Parmi la multitude d’histoires et de légendes, les plus populaires et celles qui ont perduré dans l’imaginaire collectif sont justement les récits qui ne faisaient pas partie de la compilation à l’origine: «Ali Baba et les quarante voleurs» est un conte d’origine syrienne, l’original «Aladdin et la lampe merveilleuse» se déroule dans l’ouest de la Chine et «Les aventures de Sinbad» combinent des éléments de «L’Odyssée» grecque d’Homère avec l’histoire du marin naufragé, qui vient de l’ancien empire d’Égypte.
On lira avec plaisir «L’histoire de Qamar az-Zamân», «Le mariage d’al-Ma’mûn», «L’histoire de l’envieux et de l’envié» ou «Le marchand et le démon».
«Les Mille et une nuits» demeurent l’une des grandes œuvres de la littérature universelle. L’ouvrage fut longtemps destiné à l’éducation des princes et de la cour, avant de se répandre dans toutes les langues en quelques décennies dans le monde au 19ème siècle. Dans l’éloge qui ouvre le livre, il est dit: «Que les légendes des anciens soient une leçon pour les modernes, afin que l’homme puisse apprendre des événements qui arrivent à d’autres que lui. Ensuite, il respectera et comparera soigneusement les paroles des peuples passés et ce qui lui arrive et se réprimera. Pour cette raison, gloire à celui qui garde les histoires des premiers comme une leçon dédiée aux seconds!»

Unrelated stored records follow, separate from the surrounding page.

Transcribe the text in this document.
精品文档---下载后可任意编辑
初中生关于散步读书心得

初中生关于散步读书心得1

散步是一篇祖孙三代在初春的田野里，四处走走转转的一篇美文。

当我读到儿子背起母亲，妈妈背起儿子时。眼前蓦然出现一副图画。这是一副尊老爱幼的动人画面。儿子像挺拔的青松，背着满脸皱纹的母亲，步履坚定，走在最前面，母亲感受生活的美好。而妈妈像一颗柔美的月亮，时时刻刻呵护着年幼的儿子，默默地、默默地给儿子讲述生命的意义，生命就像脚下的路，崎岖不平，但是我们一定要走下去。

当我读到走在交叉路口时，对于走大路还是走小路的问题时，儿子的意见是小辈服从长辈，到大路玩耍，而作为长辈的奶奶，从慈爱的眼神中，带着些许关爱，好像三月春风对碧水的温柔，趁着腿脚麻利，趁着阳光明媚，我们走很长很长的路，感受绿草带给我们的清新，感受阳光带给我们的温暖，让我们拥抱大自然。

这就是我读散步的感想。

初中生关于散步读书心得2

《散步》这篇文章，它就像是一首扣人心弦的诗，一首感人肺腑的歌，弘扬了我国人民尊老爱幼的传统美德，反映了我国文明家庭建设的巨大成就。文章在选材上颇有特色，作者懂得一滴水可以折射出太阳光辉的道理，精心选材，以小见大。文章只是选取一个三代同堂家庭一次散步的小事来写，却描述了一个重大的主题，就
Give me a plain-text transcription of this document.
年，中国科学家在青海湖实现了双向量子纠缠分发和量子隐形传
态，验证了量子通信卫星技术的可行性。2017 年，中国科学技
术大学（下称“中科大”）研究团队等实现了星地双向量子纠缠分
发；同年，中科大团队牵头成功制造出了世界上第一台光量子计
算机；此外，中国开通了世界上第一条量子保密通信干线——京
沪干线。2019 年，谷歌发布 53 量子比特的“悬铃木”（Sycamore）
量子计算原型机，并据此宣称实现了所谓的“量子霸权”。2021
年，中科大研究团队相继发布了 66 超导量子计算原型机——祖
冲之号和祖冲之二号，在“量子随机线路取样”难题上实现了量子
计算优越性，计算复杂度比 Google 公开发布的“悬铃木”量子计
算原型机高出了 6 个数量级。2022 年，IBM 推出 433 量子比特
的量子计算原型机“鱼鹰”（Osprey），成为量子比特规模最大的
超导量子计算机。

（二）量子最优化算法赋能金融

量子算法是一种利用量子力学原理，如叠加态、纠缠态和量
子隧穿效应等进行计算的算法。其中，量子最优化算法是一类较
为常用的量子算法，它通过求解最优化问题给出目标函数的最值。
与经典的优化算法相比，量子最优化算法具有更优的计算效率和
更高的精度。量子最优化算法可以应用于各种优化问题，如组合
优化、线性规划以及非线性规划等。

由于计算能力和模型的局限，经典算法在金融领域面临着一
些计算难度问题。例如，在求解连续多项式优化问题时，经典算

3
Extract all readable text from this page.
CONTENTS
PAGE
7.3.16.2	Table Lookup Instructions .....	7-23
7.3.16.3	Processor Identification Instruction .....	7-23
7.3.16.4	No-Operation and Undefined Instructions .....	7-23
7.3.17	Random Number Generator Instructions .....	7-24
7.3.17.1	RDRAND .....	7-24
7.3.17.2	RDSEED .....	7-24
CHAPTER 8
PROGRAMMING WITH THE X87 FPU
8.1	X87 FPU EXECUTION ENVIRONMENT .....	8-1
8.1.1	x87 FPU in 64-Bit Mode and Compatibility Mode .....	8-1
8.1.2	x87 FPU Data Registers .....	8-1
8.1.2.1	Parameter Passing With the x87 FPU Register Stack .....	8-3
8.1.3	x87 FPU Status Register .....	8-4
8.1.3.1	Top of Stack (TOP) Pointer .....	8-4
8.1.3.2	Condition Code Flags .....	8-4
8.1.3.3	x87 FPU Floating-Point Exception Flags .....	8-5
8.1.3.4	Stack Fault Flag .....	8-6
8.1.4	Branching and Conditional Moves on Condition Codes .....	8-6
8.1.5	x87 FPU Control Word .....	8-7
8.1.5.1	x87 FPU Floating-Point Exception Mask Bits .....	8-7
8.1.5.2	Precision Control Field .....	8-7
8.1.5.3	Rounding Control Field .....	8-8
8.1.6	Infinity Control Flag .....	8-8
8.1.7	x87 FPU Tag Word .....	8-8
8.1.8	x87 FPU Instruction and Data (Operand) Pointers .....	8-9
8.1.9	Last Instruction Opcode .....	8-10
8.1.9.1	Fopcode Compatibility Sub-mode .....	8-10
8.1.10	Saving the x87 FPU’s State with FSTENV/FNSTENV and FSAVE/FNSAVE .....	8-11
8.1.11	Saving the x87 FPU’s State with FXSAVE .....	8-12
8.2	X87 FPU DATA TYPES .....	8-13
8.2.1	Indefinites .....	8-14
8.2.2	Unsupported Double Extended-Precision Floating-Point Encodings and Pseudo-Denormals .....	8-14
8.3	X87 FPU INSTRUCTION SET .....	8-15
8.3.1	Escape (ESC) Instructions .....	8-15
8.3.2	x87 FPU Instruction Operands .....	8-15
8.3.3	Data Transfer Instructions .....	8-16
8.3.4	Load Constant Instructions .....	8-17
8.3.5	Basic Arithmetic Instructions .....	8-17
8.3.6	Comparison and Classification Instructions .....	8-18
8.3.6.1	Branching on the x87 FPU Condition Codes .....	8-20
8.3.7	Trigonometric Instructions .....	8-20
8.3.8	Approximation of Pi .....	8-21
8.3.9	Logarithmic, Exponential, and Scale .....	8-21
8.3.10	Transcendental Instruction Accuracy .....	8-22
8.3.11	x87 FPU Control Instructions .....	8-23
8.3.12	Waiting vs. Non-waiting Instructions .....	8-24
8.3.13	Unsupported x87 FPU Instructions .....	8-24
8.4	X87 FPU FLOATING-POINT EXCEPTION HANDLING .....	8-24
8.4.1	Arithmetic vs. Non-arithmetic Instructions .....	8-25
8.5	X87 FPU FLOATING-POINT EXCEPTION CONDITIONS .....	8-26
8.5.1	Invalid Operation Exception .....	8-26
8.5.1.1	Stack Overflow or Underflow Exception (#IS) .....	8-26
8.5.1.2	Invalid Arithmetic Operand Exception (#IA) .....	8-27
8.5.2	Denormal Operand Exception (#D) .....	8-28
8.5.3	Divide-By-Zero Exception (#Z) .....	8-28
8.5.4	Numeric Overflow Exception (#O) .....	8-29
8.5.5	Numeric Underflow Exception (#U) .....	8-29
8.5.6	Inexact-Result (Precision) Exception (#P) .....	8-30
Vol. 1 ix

Trois cents ans après la version de Galland qui domina les éditions successives de ce livre-phénomène, Jamel Eddine Bencheikh et André Miquel proposent une traduction nouvelle pour la Pléiade appelée à faire date. Elle compte trois volumes et en est à sa troisième édition. Intégrale, elle n’est pas censurée incluant les récits longtemps cachés par la bienséance. Cette réédition n’est pas quelconque. Lire un chef-d’œuvre littéraire dans la Pléiade, et posséder cette prestigieuse collection dans la bibliothèque de son salon, double le plaisir des lecteurs passionnés. Mais l’essentiel est aussi ailleurs: la Pléiade est connue pour les notes de bas de page de ses éditions, réalisées par les plus grands spécialistes, permettant des entrées aux œuvres plus riches et interactives.
Coffret «Les Mille et une nuits I, II, III» (3 volumes vendus ensemble). Éditions la Pléiade, 2024. Prix public: 201 € (2.147 DH).